Apparent Agency/Vicarious Liability for the Practice
The handshake agreement between Dr. George, the practice and Dr. Post which was the basis for an independent contractor relationship, creates issues because the details of the relationship are not clear. Whether a practitioner is an independent contractor or an employee, it can be an important issue in litigation and governmental agencies. Without a written agreement detailing the terms of the relationship on either side, it can be left open to interpretation, recollection and can create even more problems. This is especially true when the claim is for a higher dollar value.
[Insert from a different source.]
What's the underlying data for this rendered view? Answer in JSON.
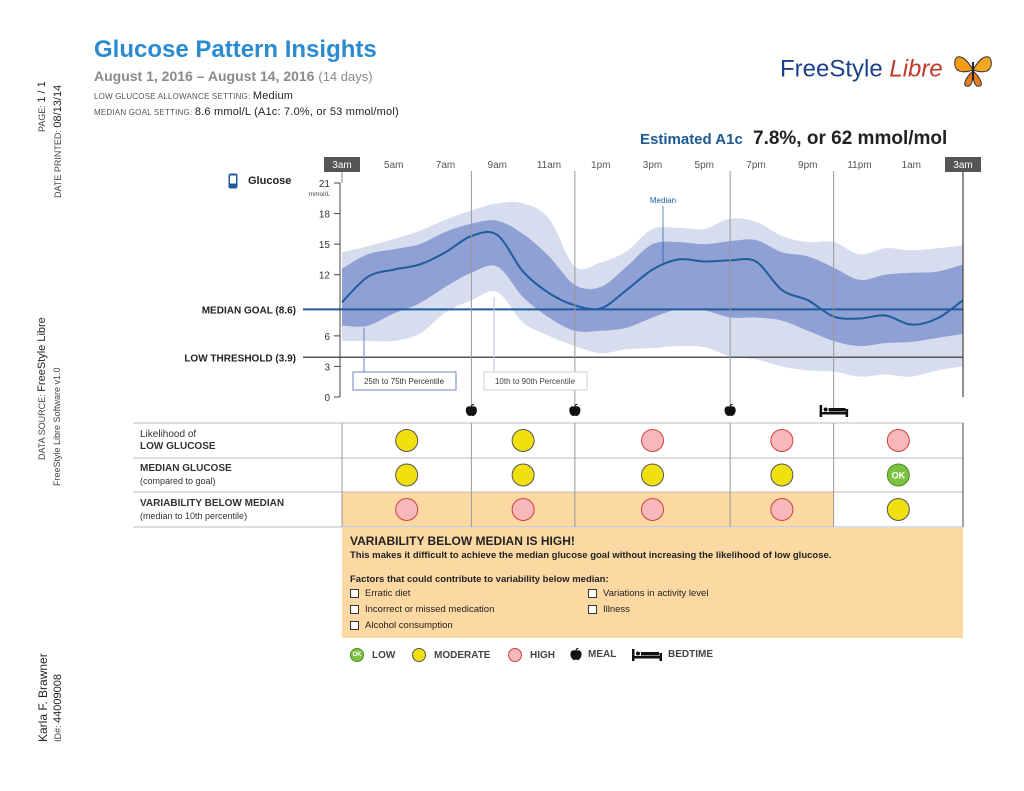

Disputes over terms can create division in the best of relationships. These kinds of relationships are defined by specific facts. In this case, some of the facts that could be used to determine if Dr. George and his practice were responsible for Dr. Post’s actions include who had control of the work, use of the office practice (supplies, scheduling, assistants, back office, etc.), billing structure, and the patient perception of the alleged agent’s employment status. In this case, some of the factors above suggested that Dr. Post would be deemed to be an agent of Dr. George and the practice. A written and delineated agreement might have helped to demarcate that relationship.
Care and Treatment Issues
The defense had a consultant who could defend the orthodontic care. In addition to the informed consent issues, there were other matters that could have helped support the defense further including well-documented communications with the mother, involvement with the dental providers and counsel, as opposed to the office manager trying to resolve the issues at the end of care, and more detail about discussions about expectations early on and, as the case wore on. Better documentation and addressing of patient concerns earlier, especially as to known complications and risks, can offer solid support to a practitioner and establish that there was good and thoughtful care provided throughout. It could help to prevent later litigation.
While this case ultimately had a good result, the time, emotional stress and expense for the defense made it a difficult process for Dr. George and Dr. Post. Learning from these facts can help guide the practitioner to key issues to resolve before a problem arises.